Mais les experts préviennent que les conséquences possibles pourraient être désastreuses.
“Un officier peut lâcher une balle et remettre son arme dans son étui lorsqu’il tire à nouveau… elle peut être réduite au sol, au public ou dans les airs, selon la direction de l’arme à feu”, a expliqué Craig.
Il semblerait que certaines des armes concernées ont été achetées il y a plus de 20 ans, bien que le gouvernement de l’État n’ait pas confirmé si le vieillissement de l’arsenal était un facteur ou si l’augmentation était trop tardive.
La procureure générale Deb Frecklington a déclaré que la priorité permettait de poursuivre les tests.
“Nous devons laisser les tests avoir lieu. Et c’est un problème opérationnel.”
Craig estime que le problème n’a rien à voir uniquement avec l’âge.
“Cela semble être un défaut de conception plutôt qu’un problème d’usure”, a-t-il déclaré.

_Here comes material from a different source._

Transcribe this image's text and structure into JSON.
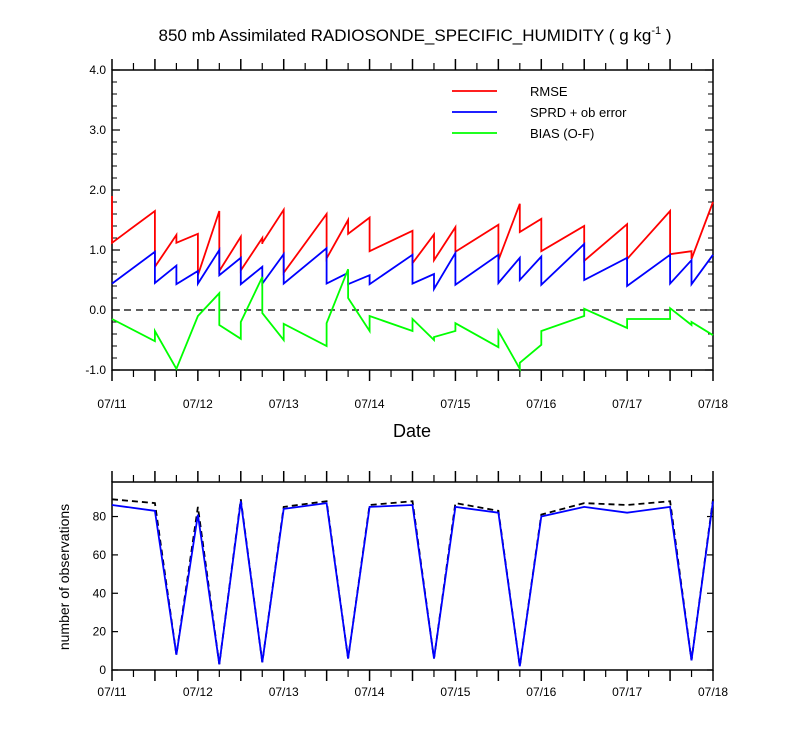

Cette évolution intervient alors que d’autres pays s’efforcent de moderniser leurs armes. La police de Nouvelle-Galles du Sud commencera à remplacer les anciens modèles de Glock en 2023.
“D’ici mai, l’ensemble des forces de police de Nouvelle-Galles du Sud seront converties aux armes à feu de 9 mm”, a déclaré le commissaire adjoint par intérim Paul Dunstan.
“Je pense que ce sont des armes à feu plus précises, plus fiables et plus économiques.”
Des avertissements circulent désormais selon lesquels le problème pourrait s’étendre au-delà du Queensland.
“Je serais très surpris si cela ne se traduisait pas par un rappel national des modèles Glock utilisés par la police des États et des territoires”, a déclaré Craig.